The browser can run in many different environments, but in this course we're going to focus on how JS is primarily used: in the browser. JS is an amazing language because we don't need to install anything to work with it--we just need an HTML document (a file that ends with .html) and we can start using it.
To run JS we just need a set of script tags. So let's create a basic HTML document:
<html> <head> </head> <body></body> </html>
Our script can be put in any part of document. Most of the time though it's at the end of the body, after all of the HTML. Scripts are executed right as the browser sees them, from top to bottom. Also having our JS code afterwards is essential because most of the time we want to change our HTML dynamically with JS.
script tags have an opening and closing tag. Between them we put the JS code we want to run.
<html> <head> </head> <body> <script> console.log("Hello world"); </script> </body> </html>
So if we run this code by hitting the run code button or using the shortcut command or control S [run code], we see our text hello world in our console down here.
Congratulations! You already know the core structure of any JS app, whether simple or complex.
Most programs are not written in entirely within script tags, though. Only the most basic ones. Most of the time, our JS lives in a separate file.

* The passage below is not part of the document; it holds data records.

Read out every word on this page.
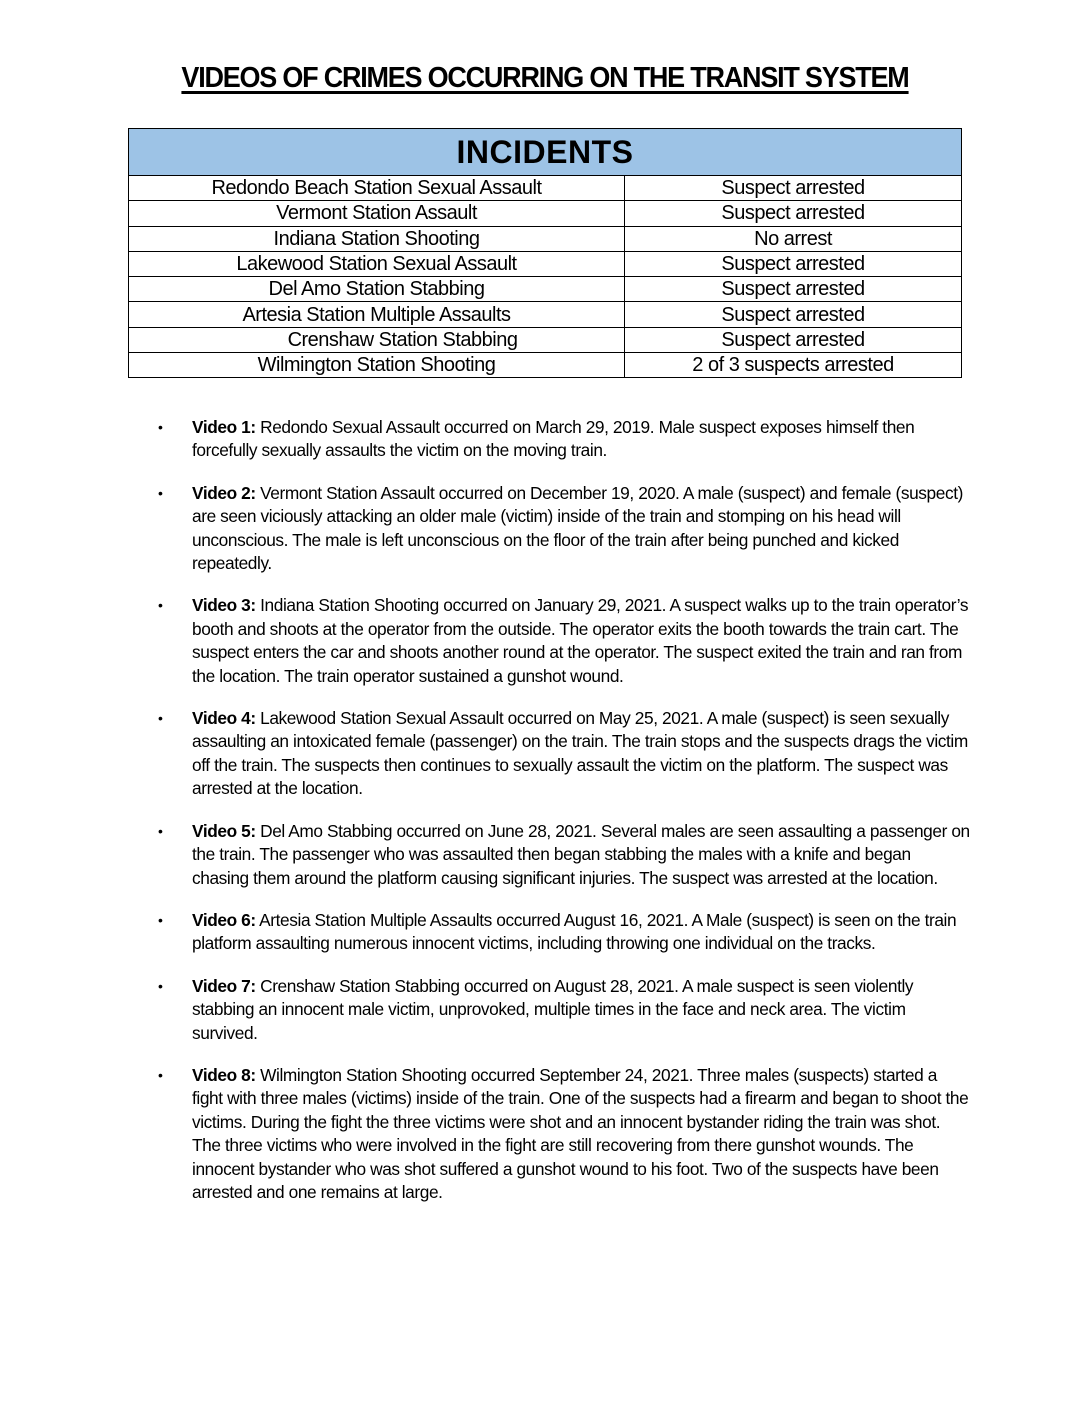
VIDEOS OF CRIMES OCCURRING ON THE TRANSIT SYSTEM
INCIDENTS	
Redondo Beach Station Sexual Assault	Suspect arrested
Vermont Station Assault	Suspect arrested
Indiana Station Shooting	No arrest
Lakewood Station Sexual Assault	Suspect arrested
Del Amo Station Stabbing	Suspect arrested
Artesia Station Multiple Assaults	Suspect arrested
Crenshaw Station Stabbing	Suspect arrested
Wilmington Station Shooting	2 of 3 suspects arrested
• Video 1: Redondo Sexual Assault occurred on March 29, 2019. Male suspect exposes himself then forcefully sexually assaults the victim on the moving train.
• Video 2: Vermont Station Assault occurred on December 19, 2020. A male (suspect) and female (suspect) are seen viciously attacking an older male (victim) inside of the train and stomping on his head will unconscious. The male is left unconscious on the floor of the train after being punched and kicked repeatedly.
• Video 3: Indiana Station Shooting occurred on January 29, 2021. A suspect walks up to the train operator’s booth and shoots at the operator from the outside. The operator exits the booth towards the train cart. The suspect enters the car and shoots another round at the operator. The suspect exited the train and ran from the location. The train operator sustained a gunshot wound.
• Video 4: Lakewood Station Sexual Assault occurred on May 25, 2021. A male (suspect) is seen sexually assaulting an intoxicated female (passenger) on the train. The train stops and the suspects drags the victim off the train. The suspects then continues to sexually assault the victim on the platform. The suspect was arrested at the location.
• Video 5: Del Amo Stabbing occurred on June 28, 2021. Several males are seen assaulting a passenger on the train. The passenger who was assaulted then began stabbing the males with a knife and began chasing them around the platform causing significant injuries. The suspect was arrested at the location.
• Video 6: Artesia Station Multiple Assaults occurred August 16, 2021. A Male (suspect) is seen on the train platform assaulting numerous innocent victims, including throwing one individual on the tracks.
• Video 7: Crenshaw Station Stabbing occurred on August 28, 2021. A male suspect is seen violently stabbing an innocent male victim, unprovoked, multiple times in the face and neck area. The victim survived.
• Video 8: Wilmington Station Shooting occurred September 24, 2021. Three males (suspects) started a fight with three males (victims) inside of the train. One of the suspects had a firearm and began to shoot the victims. During the fight the three victims were shot and an innocent bystander riding the train was shot. The three victims who were involved in the fight are still recovering from there gunshot wounds. The innocent bystander who was shot suffered a gunshot wound to his foot. Two of the suspects have been arrested and one remains at large.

To create a JS file, we can name it whatever we like, but it has to end with the .js extension. If it's a project with just one .js file, it will likely be called index.js or app.js. We'll call it index.js, then put our previous program in it:
// index.js console.log("Hello world");
Then to still have our code run, we reference the js file using the src attribute on the script tags:
<!-- index.html --> <script src="index.js"></script>
When we save, it still runs as before.
So we covered two types of writing JS code: inline code between script tags and using external scripts. Throughout this course, we'll use external scripts to write our programs
My challenge to you to finish up this lesson is to write an external script called app.js instead of index.js. And then get app.js to console.log your own custom text to the user.